From Discrete Morse Theory to Combinatorial Topological Dynamics

BARMAK, JONATHAN ARIEL; THOMAS WANNER

Paris

Conferencia; GETCO 2022 ? 11th International Conference on Geometric and Topological Methods in Computer Science; 2022

Morse theory establishes a celebrated link between classical gradient dynamics and the topology of the underlying phase space. It provided the motivation for two independent developments. On the one hand, Conley’s theory of isolated invariant sets and Morse decompositions, which is a generalization of Morse theory, is able to encode the global dynamics of general dynamical systems using topological information. On the other hand, Forman’s discrete Morse theory on simplicial complexes, which is a combinatorial version of the classical theory, and has found numerous applications in mathematics, computer science, and applied sciences.In this tutorial, we introduce recent work on combinatorial topological dynamics, which combines both of the above theories and leads as a special case to a dynamical Conley theory for Forman vector fields, and more general, for multivectors.
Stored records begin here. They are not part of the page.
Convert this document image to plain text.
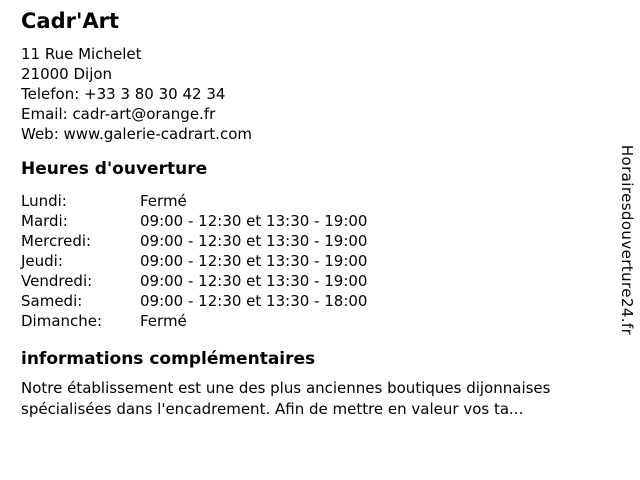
Cadr'Art
11 Rue Michelet
21000 Dijon
Telefon: +33 3 80 30 42 34
Email: cadr-art@orange.fr
Web: www.galerie-cadrart.com
Heures d'ouverture
Lundi:	Fermé
Mardi:	09:00 - 12:30 et 13:30 - 19:00
Mercredi:	09:00 - 12:30 et 13:30 - 19:00
Jeudi:	09:00 - 12:30 et 13:30 - 19:00
Vendredi:	09:00 - 12:30 et 13:30 - 19:00
Samedi:	09:00 - 12:30 et 13:30 - 18:00
Dimanche:	Fermé
informations complémentaires

Notre établissement est une des plus anciennes boutiques dijonnaises spécialisées dans l'encadrement. Afin de mettre en valeur vos ta...

Horairesdouverture24.fr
This theory has been developed using the general framework of finite topological spaces, which contain simplicial complexes as a special case.The tutorial consists of two parts:The first lecture provides a review of Forman’s discrete Morse theory, and describes some of its applications. We also provide an introduction to the theory of finite topological spaces, its connections to posets, simplicial complexes, and their homotopy properties.The second lecture introduces the concept of multivector fields on finite topological spaces and presents the main ingredients of Conley’s theory, such as isolated invariant sets, their Conley index, and Morse decompositions. We also touch upon the relation between this combinatorial theory and its classical counterpart. Time permitting, we address applications of the theory to establishing recurrence in classical dynamics, and describe advanced topics such as connection matrices.